A few years ago, over lunch, a friend of mine asked me how I would rank my identities. I almost immediately responded with, “definitely Londoner first and foremost” and then I hesitated. Which identity would I rank next? I eventually settled on: Londoner, [child of] refugee, Iranian, British, with the latter two being interchangeable depending on my mood, who I am spending time with, and the political climate at the time.
Growing up, my mum always told my brother and I that we were lucky because we could pick and choose the most positive aspects of the two cultures we were brought up with (British and Iranian) and create our own unique and advanced way of interacting with the world and people. Having a hyphenated identity was always presented to me as a positive feature of mine and my - what seemed like hundreds of cousins who were not actually related to me - lives. However, I have not always felt that this was, or has been, the case.
Navigating two different cultures, belief systems, and expectations has felt like a burden at times. I have never felt that I have been able to fully integrate into either identity. When in Iran, my cousins tease me about my Persian accent and often ask me to repeat certain words while they giggle uncontrollably. My grandma tells people proudly that I’m Eengileesi and that is why I am so saadeh and dress the way I do. My uncle is pleasantly shocked every time I express my love for kharbaaze (which my grandma once hid in my mum’s suitcase for me when she was travelling back to London), as though a typical London girl like me couldn’t possibly have the faintest idea what this fruit could be. None of these things are said or done out of malice, if anything they are borne out of affection, yet they serve as a subtle and consistent reminder that I am different, that I am not one of them.
Outside of Iran, I still have no idea with which pronunciation of my name to introduce myself to people. Such a simple concept, right? Most people don’t give it a second thought, however, Bahar seems to be a difficult name to grasp for most Europeans. I was incessantly made fun of because of my name in school, especially when the Baha Men came out with their godforsaken song Who Let the Dogs Out and it left me wishing I was named something simple and pretty, like Sara, which offended my father who had so carefully picked out my inherently Persian name. My tanned skin and dark features prompts people to ask me about my heritage and to then continue on to ask me about what it’s like back ‘home’ – a question which has always left me feeling confused and sometimes even offended.

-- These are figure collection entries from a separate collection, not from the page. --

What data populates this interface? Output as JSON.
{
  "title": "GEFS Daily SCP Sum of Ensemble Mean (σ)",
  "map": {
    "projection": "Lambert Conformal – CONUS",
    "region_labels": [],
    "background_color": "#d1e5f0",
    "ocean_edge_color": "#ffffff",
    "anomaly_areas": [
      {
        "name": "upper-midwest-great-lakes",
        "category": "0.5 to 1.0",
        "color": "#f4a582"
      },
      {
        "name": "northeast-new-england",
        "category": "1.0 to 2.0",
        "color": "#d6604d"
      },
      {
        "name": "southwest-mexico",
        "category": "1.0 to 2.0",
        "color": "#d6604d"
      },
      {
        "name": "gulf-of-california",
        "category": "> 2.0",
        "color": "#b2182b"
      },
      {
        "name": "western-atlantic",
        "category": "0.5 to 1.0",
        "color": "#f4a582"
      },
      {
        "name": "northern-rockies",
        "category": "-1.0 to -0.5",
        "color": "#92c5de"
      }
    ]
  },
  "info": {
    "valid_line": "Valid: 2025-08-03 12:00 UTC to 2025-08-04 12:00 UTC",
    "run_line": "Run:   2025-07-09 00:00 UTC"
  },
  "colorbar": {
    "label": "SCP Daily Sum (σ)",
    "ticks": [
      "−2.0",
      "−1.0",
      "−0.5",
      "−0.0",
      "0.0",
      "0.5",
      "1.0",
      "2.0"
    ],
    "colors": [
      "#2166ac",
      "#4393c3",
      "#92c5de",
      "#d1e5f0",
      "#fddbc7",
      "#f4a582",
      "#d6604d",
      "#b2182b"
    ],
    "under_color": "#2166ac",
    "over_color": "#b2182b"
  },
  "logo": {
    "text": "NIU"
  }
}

On the other hand, my hyphenated identity has opened doors and friendships to me that maybe I wouldn’t have been able to foster so easily had I not been brought up with two cultures. I find I’m more empathetic than the average and I am easily able to bond with individuals from all walks of life. I mould myself into the most appropriate version of me in the various social and professional situations I find myself in. Of course, this is not only due to my hyphenated identity, yet, I believe it plays a defining role in who I am today and my ability to adapt to my environment and the multiple worlds I am a part of.
Living in a different continent to the majority of my family for my whole life has created a nostalgia within me for something I have only experienced in snippets over the summers I visited Iran in my childhood. I live through the memories of my parents; I walk through the same streets in Tehran that they did forty years ago to learn more about myself and them. At the same time, I miss London every second that I am away from it. I miss the unique sarcastic, dry humour we British have, the tube, the fashion, the pubs, the expectation of stumbling across something new every time I enter a different neighbourhood. Most of all, I miss the diversity. You can meet people from polar opposite continents in the space of thirty seconds. You can eat Mexican food, drink a beer at the pub, buy pomegranates from a Turkish grocery store, watch an Iranian movie at the French Cultural Institute, and walk through Brick Lane where the road signs are written in Bengali all in the space of one day, and it’s beautiful.
There is beauty in being a Doganeh. There is beauty in diversity. I have spent the majority of my life wanting to fit in and be the same as everyone else around me, but in an era of ever-increasing intolerant rhetoric towards the ‘other’, I am unexpectedly finding beauty and pride in the complicated history of my identity. I wear it as a badge of honour. I only wish that as I was growing up, my peers with similar backgrounds would have encouraged me to do so, yet, we were all grappling with what it meant to have multiple identities and so we could not fully grasp and implement what our parents told us was beautiful about our multi-cultured characters.
And so, I find myself here, writing for the launch of Doganeh. A project close to my heart. A safe space for hyphenated Iranians to share their stories, anecdotes, and thoughts. A digital meeting room where we can exchange ideas and hopefully help those who feel a little lost find the beauty in their unique identities, and maybe, just maybe, even finally figure out how to navigate the complex art of taarof successfully.